A new study has found that purchases by US households of foods and beverages containing caloric sweetener (CS, i.e., sugar) declined between 2002 and 2018 while purchases of products containing both caloric sugars and nonnutritive sweeteners (NNS, i.e., sugar substitutes) increased.
“With excessive sugar consumption linked to chronic cardiometabolic diseases, sugar reduction has become an important public health strategy. This has resulted in greater innovation by the food industry and increased use of NNS in our food supply,” said lead investigator Barry Popkin, PhD, W.R. Kenan Jr. Distinguished Professor, Department of Nutrition, Gillings Global School of Public Health, and Carolina Population Center, The University of North Carolina at Chapel Hill.
NNS include aspartame, saccharin, rebaudioside A (reb-A), and sucralose, which provide sweetness to products without the calories of sugar or high fructose corn syrup.
The study looked at how the prevalence and volume of foods that contain commonly consumed NNS types in the US packaged food supply had changed between 2002 and 2018. Co-investigator and Gillings Global School of Public Health Associate Professor Shu Wen Ng, PhD, said the study found a decline in prevalence of products containing aspartame and saccharin, but an increase in those with sucralose (increased from 38.7 percent to 71 percent) and reb-A (increased from 0.1 percent to 25.9 percent).
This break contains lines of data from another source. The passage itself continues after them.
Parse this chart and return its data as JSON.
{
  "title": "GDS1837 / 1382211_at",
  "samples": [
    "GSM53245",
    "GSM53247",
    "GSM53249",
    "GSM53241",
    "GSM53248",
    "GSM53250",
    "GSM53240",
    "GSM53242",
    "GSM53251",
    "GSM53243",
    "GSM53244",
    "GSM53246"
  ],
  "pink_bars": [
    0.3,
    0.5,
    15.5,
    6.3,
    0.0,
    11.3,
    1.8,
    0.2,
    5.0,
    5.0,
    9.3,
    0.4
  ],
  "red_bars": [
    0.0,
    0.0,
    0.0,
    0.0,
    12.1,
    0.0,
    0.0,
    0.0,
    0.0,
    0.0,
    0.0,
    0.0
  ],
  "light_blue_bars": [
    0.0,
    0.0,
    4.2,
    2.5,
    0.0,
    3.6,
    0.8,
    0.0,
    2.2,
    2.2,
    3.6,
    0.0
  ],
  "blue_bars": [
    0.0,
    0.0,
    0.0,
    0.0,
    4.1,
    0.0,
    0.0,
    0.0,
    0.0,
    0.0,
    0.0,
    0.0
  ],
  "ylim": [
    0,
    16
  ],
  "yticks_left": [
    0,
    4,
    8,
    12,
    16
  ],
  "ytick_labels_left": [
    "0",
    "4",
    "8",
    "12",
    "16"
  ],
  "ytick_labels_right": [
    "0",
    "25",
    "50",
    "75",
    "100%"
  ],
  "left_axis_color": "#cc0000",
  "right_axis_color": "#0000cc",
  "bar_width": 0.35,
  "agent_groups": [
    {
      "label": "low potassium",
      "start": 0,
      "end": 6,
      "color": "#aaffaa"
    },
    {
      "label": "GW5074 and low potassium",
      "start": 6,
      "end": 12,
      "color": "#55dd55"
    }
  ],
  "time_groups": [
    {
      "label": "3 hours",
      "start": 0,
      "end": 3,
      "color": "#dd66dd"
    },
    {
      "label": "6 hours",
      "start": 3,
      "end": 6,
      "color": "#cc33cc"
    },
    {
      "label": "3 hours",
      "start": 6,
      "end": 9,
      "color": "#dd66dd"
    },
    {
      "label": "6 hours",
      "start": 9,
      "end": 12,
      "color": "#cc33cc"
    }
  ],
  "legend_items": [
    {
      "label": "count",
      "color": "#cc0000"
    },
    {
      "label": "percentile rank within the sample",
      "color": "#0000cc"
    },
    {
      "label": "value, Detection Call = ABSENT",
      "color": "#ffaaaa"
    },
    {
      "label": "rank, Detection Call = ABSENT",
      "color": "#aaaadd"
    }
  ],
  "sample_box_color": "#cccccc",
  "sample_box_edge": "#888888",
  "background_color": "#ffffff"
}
They explained that beverages accounted for most of products purchased containing NNS only or combined with CS. Compared to households without children, households with children were noted to be buying more packaged beverages and foods products that contain NNS. While this aligns with the public health objectives, the researchers said it also raised other concerns about exposure to NNS.
The analysis used a nationally representative dataset on household purchases at the barcode level (Nielsen Homescan) in 2002 and 2018 linked with Nutrition Facts Panel (NFP) data and ingredient information using commercial nutrition databases that are updated regularly to capture reformulations. Keyword searches were performed on ingredient lists to classify products containing various types of NNS. The investigators then derived each household’s total volume purchased per capita per day in 2002 and 2018 that contained NNS and/or caloric sugars and the percent of households purchasing foods and beverages by sweetener type.
Dr. Elizabeth Dunford, also affiliated with UNC’s Gillings Global School of Public Health, and Carolina Population Center, said: “There is a need to be able to track our exposure to specific types of sweeteners in order to properly understand their health implications. The change to the food supply our study documents reinforces the need to develop and maintain the data systems to monitor what companies are putting in their foods. This work can help complement new and emerging clinical evidence about the different cardiometabolic and health effects of each NNS type.”
“Considering further improvements to the Nutrition Facts label to include the amounts of NNS when present in products can allow monitoring of our exposure to these additives so that we can better assess their potential harms or benefits on health,” added Dr Ng.